The event is also an effort to cut down on some Election Day traffic. McClain said the office generally sees around 1,000 people, mostly students, register to vote in Hanover the day of for elections.
College students played a major role in the 2016 elections, helping lift Hillary Clinton to a narrow victory in the state over Donald Trump, and also boosting Democrat Maggie Hassan’s bid to unseat Republican Sen. Kelly Ayotte. In Hanover, Clinton won 6,561 votes to just 926 for Trump; she also won Plymouth, home to Plymouth State University, by a wide margin.
Democrats have accused Republicans of trying to suppress voting by college students under the new law, while Republicans say the legislation simply clarifies state law and brings New Hampshire more into line with other states. Gardner, the secretary of state, also supports the legislation.
Although the law has no direct impact at the polls, driving as a New Hampshire resident (after the 60-day mark) without a state-issued license is a violation of the motor vehicle code and could potentially result in a fine.
“I’m a little uncomfortable that there are ways to enforce the motor vehicle laws using voter records,” McClain said, adding that her concern is merely hypothetical for now.
But it’s a concern the New Hampshire chapter of the American Civil Liberties Union shares as well. Early this year, the ACLU, along with two Dartmouth students and the New Hampshire Democratic Party filed a lawsuit against the state, arguing that HB 1264 amounted to a poll tax due to the motor vehicle requirements following registration. Last week, the ACLU requested a preliminary injunction in the case, partly because of the confusion over the motor vehicle requirements associated with the law.
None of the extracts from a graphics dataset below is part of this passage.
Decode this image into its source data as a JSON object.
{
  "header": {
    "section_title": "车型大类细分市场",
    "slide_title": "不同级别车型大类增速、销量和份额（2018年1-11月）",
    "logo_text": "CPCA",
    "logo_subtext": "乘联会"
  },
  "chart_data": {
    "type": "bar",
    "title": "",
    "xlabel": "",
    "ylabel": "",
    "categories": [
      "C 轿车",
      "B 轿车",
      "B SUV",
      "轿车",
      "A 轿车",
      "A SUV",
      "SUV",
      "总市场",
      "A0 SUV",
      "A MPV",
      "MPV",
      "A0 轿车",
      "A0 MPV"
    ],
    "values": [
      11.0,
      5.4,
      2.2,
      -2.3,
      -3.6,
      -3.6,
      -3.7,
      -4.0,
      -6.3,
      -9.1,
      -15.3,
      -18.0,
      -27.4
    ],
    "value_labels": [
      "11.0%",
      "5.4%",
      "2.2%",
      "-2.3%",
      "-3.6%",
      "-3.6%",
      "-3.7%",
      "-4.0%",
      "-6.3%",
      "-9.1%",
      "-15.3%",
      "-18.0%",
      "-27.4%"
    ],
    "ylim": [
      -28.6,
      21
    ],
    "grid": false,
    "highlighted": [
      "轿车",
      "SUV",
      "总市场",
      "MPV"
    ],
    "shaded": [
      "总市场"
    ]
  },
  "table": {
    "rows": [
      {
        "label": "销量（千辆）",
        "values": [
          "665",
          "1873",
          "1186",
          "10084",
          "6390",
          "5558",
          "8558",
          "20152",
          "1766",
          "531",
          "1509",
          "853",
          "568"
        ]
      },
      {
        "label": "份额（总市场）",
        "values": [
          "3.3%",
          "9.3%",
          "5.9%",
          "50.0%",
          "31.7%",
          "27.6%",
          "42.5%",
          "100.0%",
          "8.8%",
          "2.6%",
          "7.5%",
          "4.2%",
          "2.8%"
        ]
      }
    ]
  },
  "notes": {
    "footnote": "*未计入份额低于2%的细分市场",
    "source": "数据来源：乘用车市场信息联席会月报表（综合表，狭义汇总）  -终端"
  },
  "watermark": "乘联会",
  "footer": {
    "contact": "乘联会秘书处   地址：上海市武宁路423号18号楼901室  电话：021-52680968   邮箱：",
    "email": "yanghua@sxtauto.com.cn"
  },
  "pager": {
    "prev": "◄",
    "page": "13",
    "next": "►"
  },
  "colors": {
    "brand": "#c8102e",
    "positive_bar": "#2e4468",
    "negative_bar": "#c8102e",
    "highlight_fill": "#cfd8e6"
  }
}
The injunction said potential voters could face, “irreconcilable confusion over whether the acts of registering to vote or of voting will subject them to potential criminal liability.” The ACLU went on to argue that the concern over possible criminal liability might prevent students and others from registering to vote.
“There is an enormous amount of confusion about this law,” said Henry Klementowicz, staff attorney at ACLU-NH.
For Alexander Rauda, chief of staff for the Dartmouth College Republicans, characterization of the law as “confusing” is merely a way to encourage more students to register. He and the rest of the Dartmouth College Republicans oppose the ability of students who grew up elsewhere to vote in New Hampshire because they say it unfairly brings more Democratic votes into a pivotal state.
“I would implore them to stop saying (HB 1264) is ‘confusing,’ ” Rauda said, calling the word choice a “ploy” to boost voter registration.
“It’s always followed by ‘You can register here.’ I think it’s a sham,” Rauda said.
Despite the controversy surrounding the law, there’s already excitement among students on campus about voting and about the New Hampshire primary in February, according to Rauda.